A grande questão é que essa visão “libertária” nada tinha de novo. Em Portugal, durante o Antigo Regime, havia uma clara abertura para um direito que fosse além da lei ou contra a lei. Basta lembrarmos da “Lei da Boa Razão”, fruto da reforma Pombalina e, pois, do despotismo esclarecido do século XVIII, na qual boa razão era a recta ratio dos jusnaturalistas. Porém, essa recta ratio — que no contexto francês revolucionário sustentava a autoridade da razão sobre as maiorias e uma legitimidade democrática sujeita à legitimidade do saber e à natureza das coisas — servia, no absolutismo português, para reforçar o poder do soberano.
Os juízes tinham liberdade contra a lei, mas estavam sujeitos ao rei. Não eram totalmente livres. Mesmo assim, o desejo que se tinha, em Portugal, com o fim do antigo regime era claro: uma concepção democrática do Direito capaz de conter o poder dos juízes e juristas, colocando fim ao que, na época, se chamava de “desembargocracia” (em clara alusão ao antigo Tribunal Supremo, denominado Desembargo do Paço).
Então, indo além das observações de Hespanha, podemos concluir que, defendendo a razão sobre a lei, os juízes mantinham a liberdade de outrora. Mantinham os ideais iluministas do primado da razão, que havia sustentado o Direito do antigo regime. Porém, eram agora mais livres: permaneciam livres da lei e, ao mesmo tempo, eram livres do poder soberano. Afinal, agora a soberania estava na lei, e não mais no rei!

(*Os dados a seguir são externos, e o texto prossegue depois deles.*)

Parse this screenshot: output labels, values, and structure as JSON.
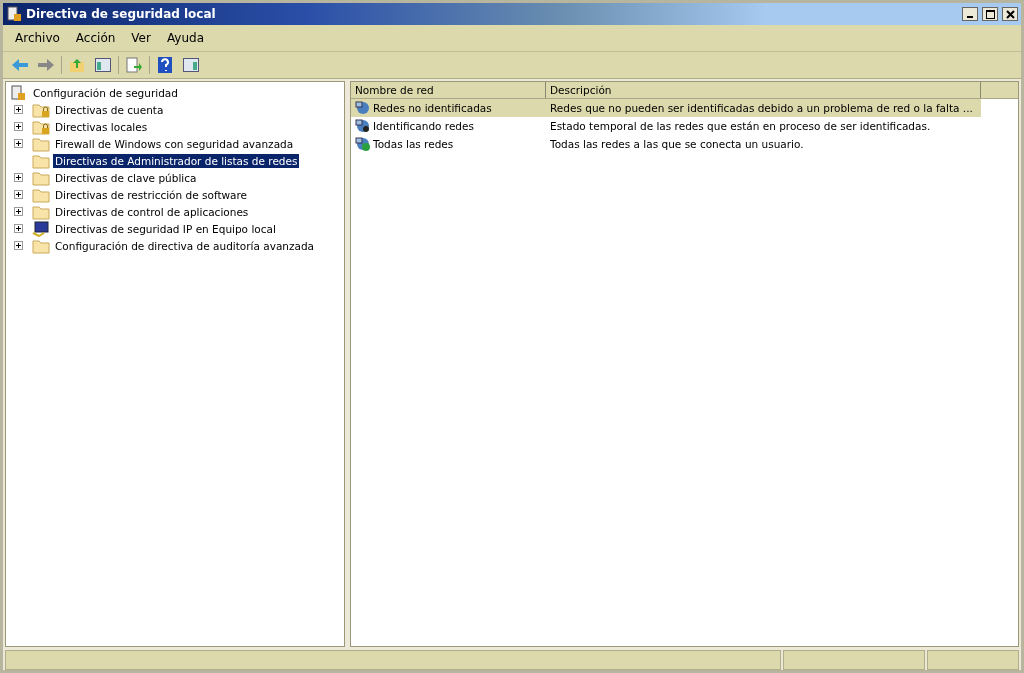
{
  "window": {
    "title": "Directiva de seguridad local"
  },
  "menu": [
    "Archivo",
    "Acción",
    "Ver",
    "Ayuda"
  ],
  "tree": {
    "root": "Configuración de seguridad",
    "children": [
      {
        "label": "Directivas de cuenta",
        "kind": "locked",
        "expandable": true,
        "selected": false
      },
      {
        "label": "Directivas locales",
        "kind": "locked",
        "expandable": true,
        "selected": false
      },
      {
        "label": "Firewall de Windows con seguridad avanzada",
        "kind": "folder",
        "expandable": true,
        "selected": false
      },
      {
        "label": "Directivas de Administrador de listas de redes",
        "kind": "folder",
        "expandable": false,
        "selected": true
      },
      {
        "label": "Directivas de clave pública",
        "kind": "folder",
        "expandable": true,
        "selected": false
      },
      {
        "label": "Directivas de restricción de software",
        "kind": "folder",
        "expandable": true,
        "selected": false
      },
      {
        "label": "Directivas de control de aplicaciones",
        "kind": "folder",
        "expandable": true,
        "selected": false
      },
      {
        "label": "Directivas de seguridad IP en Equipo local",
        "kind": "computer",
        "expandable": true,
        "selected": false
      },
      {
        "label": "Configuración de directiva de auditoría avanzada",
        "kind": "folder",
        "expandable": true,
        "selected": false
      }
    ]
  },
  "table": {
    "columns": [
      "Nombre de red",
      "Descripción"
    ],
    "rows": [
      {
        "name": "Redes no identificadas",
        "description": "Redes que no pueden ser identificadas debido a un problema de red o la falta ...",
        "selected": true
      },
      {
        "name": "Identificando redes",
        "description": "Estado temporal de las redes que están en proceso de ser identificadas.",
        "selected": false
      },
      {
        "name": "Todas las redes",
        "description": "Todas las redes a las que se conecta un usuario.",
        "selected": false
      }
    ]
  }
}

Automaticamente, o alvissareiro governo da lei estaria submetido ao governo dos juízes. Aí encontramos uma parte significativa da genealogia dos atuais mecanismos vinculantes brasileiros (precedentes luso-brasileiros), da “juristocracia”, do ativismo judicial, e da função “iluminista” do Supremo.

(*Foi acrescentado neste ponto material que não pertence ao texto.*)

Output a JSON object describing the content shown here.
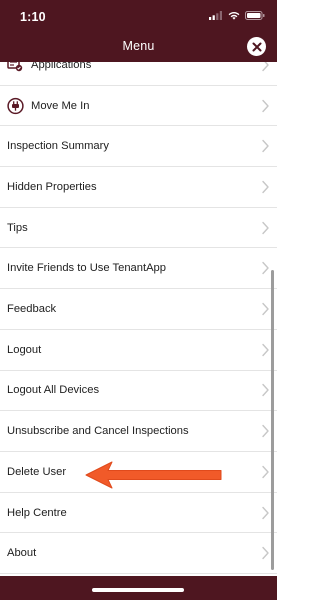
{
  "status_bar": {
    "time": "1:10"
  },
  "header": {
    "title": "Menu"
  },
  "menu": {
    "items": [
      {
        "label": "Applications"
      },
      {
        "label": "Move Me In"
      },
      {
        "label": "Inspection Summary"
      },
      {
        "label": "Hidden Properties"
      },
      {
        "label": "Tips"
      },
      {
        "label": "Invite Friends to Use TenantApp"
      },
      {
        "label": "Feedback"
      },
      {
        "label": "Logout"
      },
      {
        "label": "Logout All Devices"
      },
      {
        "label": "Unsubscribe and Cancel Inspections"
      },
      {
        "label": "Delete User"
      },
      {
        "label": "Help Centre"
      },
      {
        "label": "About"
      }
    ]
  },
  "icons": {
    "status": [
      "signal-icon",
      "wifi-icon",
      "battery-icon"
    ],
    "header": "close-icon",
    "menu_item_icons": [
      "applications-icon",
      "plug-icon"
    ],
    "row": "chevron-right-icon",
    "annotation": "arrow-left-icon"
  },
  "colors": {
    "brand": "#4e1620",
    "annotation_arrow": "#f15a29",
    "text": "#1e1e1e",
    "divider": "#e4e4e4",
    "chevron": "#c7c7c7"
  }
}
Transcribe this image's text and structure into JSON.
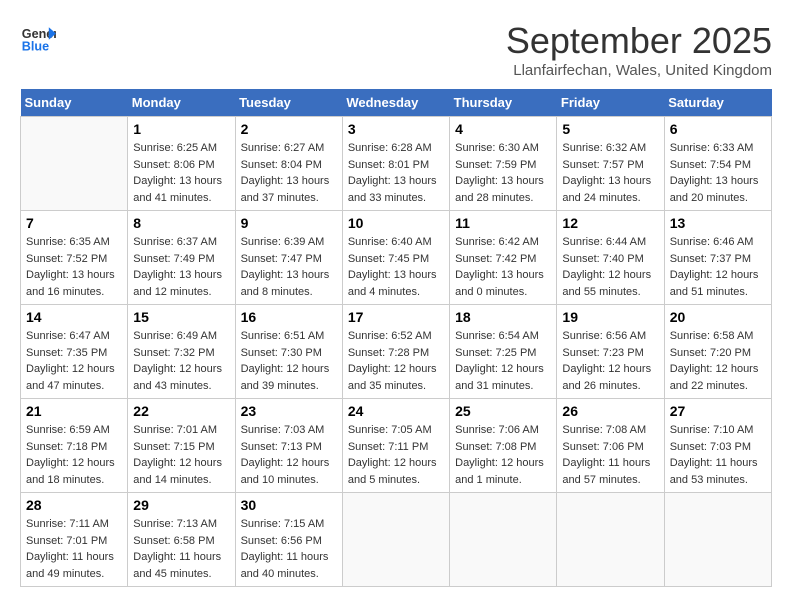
{
  "header": {
    "logo_line1": "General",
    "logo_line2": "Blue",
    "month": "September 2025",
    "location": "Llanfairfechan, Wales, United Kingdom"
  },
  "weekdays": [
    "Sunday",
    "Monday",
    "Tuesday",
    "Wednesday",
    "Thursday",
    "Friday",
    "Saturday"
  ],
  "weeks": [
    [
      {
        "day": "",
        "info": ""
      },
      {
        "day": "1",
        "info": "Sunrise: 6:25 AM\nSunset: 8:06 PM\nDaylight: 13 hours\nand 41 minutes."
      },
      {
        "day": "2",
        "info": "Sunrise: 6:27 AM\nSunset: 8:04 PM\nDaylight: 13 hours\nand 37 minutes."
      },
      {
        "day": "3",
        "info": "Sunrise: 6:28 AM\nSunset: 8:01 PM\nDaylight: 13 hours\nand 33 minutes."
      },
      {
        "day": "4",
        "info": "Sunrise: 6:30 AM\nSunset: 7:59 PM\nDaylight: 13 hours\nand 28 minutes."
      },
      {
        "day": "5",
        "info": "Sunrise: 6:32 AM\nSunset: 7:57 PM\nDaylight: 13 hours\nand 24 minutes."
      },
      {
        "day": "6",
        "info": "Sunrise: 6:33 AM\nSunset: 7:54 PM\nDaylight: 13 hours\nand 20 minutes."
      }
    ],
    [
      {
        "day": "7",
        "info": "Sunrise: 6:35 AM\nSunset: 7:52 PM\nDaylight: 13 hours\nand 16 minutes."
      },
      {
        "day": "8",
        "info": "Sunrise: 6:37 AM\nSunset: 7:49 PM\nDaylight: 13 hours\nand 12 minutes."
      },
      {
        "day": "9",
        "info": "Sunrise: 6:39 AM\nSunset: 7:47 PM\nDaylight: 13 hours\nand 8 minutes."
      },
      {
        "day": "10",
        "info": "Sunrise: 6:40 AM\nSunset: 7:45 PM\nDaylight: 13 hours\nand 4 minutes."
      },
      {
        "day": "11",
        "info": "Sunrise: 6:42 AM\nSunset: 7:42 PM\nDaylight: 13 hours\nand 0 minutes."
      },
      {
        "day": "12",
        "info": "Sunrise: 6:44 AM\nSunset: 7:40 PM\nDaylight: 12 hours\nand 55 minutes."
      },
      {
        "day": "13",
        "info": "Sunrise: 6:46 AM\nSunset: 7:37 PM\nDaylight: 12 hours\nand 51 minutes."
      }
    ],
    [
      {
        "day": "14",
        "info": "Sunrise: 6:47 AM\nSunset: 7:35 PM\nDaylight: 12 hours\nand 47 minutes."
      },
      {
        "day": "15",
        "info": "Sunrise: 6:49 AM\nSunset: 7:32 PM\nDaylight: 12 hours\nand 43 minutes."
      },
      {
        "day": "16",
        "info": "Sunrise: 6:51 AM\nSunset: 7:30 PM\nDaylight: 12 hours\nand 39 minutes."
      },
      {
        "day": "17",
        "info": "Sunrise: 6:52 AM\nSunset: 7:28 PM\nDaylight: 12 hours\nand 35 minutes."
      },
      {
        "day": "18",
        "info": "Sunrise: 6:54 AM\nSunset: 7:25 PM\nDaylight: 12 hours\nand 31 minutes."
      },
      {
        "day": "19",
        "info": "Sunrise: 6:56 AM\nSunset: 7:23 PM\nDaylight: 12 hours\nand 26 minutes."
      },
      {
        "day": "20",
        "info": "Sunrise: 6:58 AM\nSunset: 7:20 PM\nDaylight: 12 hours\nand 22 minutes."
      }
    ],
    [
      {
        "day": "21",
        "info": "Sunrise: 6:59 AM\nSunset: 7:18 PM\nDaylight: 12 hours\nand 18 minutes."
      },
      {
        "day": "22",
        "info": "Sunrise: 7:01 AM\nSunset: 7:15 PM\nDaylight: 12 hours\nand 14 minutes."
      },
      {
        "day": "23",
        "info": "Sunrise: 7:03 AM\nSunset: 7:13 PM\nDaylight: 12 hours\nand 10 minutes."
      },
      {
        "day": "24",
        "info": "Sunrise: 7:05 AM\nSunset: 7:11 PM\nDaylight: 12 hours\nand 5 minutes."
      },
      {
        "day": "25",
        "info": "Sunrise: 7:06 AM\nSunset: 7:08 PM\nDaylight: 12 hours\nand 1 minute."
      },
      {
        "day": "26",
        "info": "Sunrise: 7:08 AM\nSunset: 7:06 PM\nDaylight: 11 hours\nand 57 minutes."
      },
      {
        "day": "27",
        "info": "Sunrise: 7:10 AM\nSunset: 7:03 PM\nDaylight: 11 hours\nand 53 minutes."
      }
    ],
    [
      {
        "day": "28",
        "info": "Sunrise: 7:11 AM\nSunset: 7:01 PM\nDaylight: 11 hours\nand 49 minutes."
      },
      {
        "day": "29",
        "info": "Sunrise: 7:13 AM\nSunset: 6:58 PM\nDaylight: 11 hours\nand 45 minutes."
      },
      {
        "day": "30",
        "info": "Sunrise: 7:15 AM\nSunset: 6:56 PM\nDaylight: 11 hours\nand 40 minutes."
      },
      {
        "day": "",
        "info": ""
      },
      {
        "day": "",
        "info": ""
      },
      {
        "day": "",
        "info": ""
      },
      {
        "day": "",
        "info": ""
      }
    ]
  ]
}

O que há de relevante no episódio mencionado no início do texto é justamente a necessidade de discutirmos posições jurídicas a respeito do papel do Supremo Tribunal Federal. O papel iluminista do Supremo, do nosso ponto de vista, nada mais é que um retorno ao século XIX e, mais especificamente, da defesa do império da razão iluminada sobre o império da lei. Em linhas gerais, trata-se da defesa de uma visão contramajoritária do Direito em que a vontade da maioria, estampada na lei, cede frente à vontade do próprio Supremo Tribunal Federal. Eis o ponto central da questão!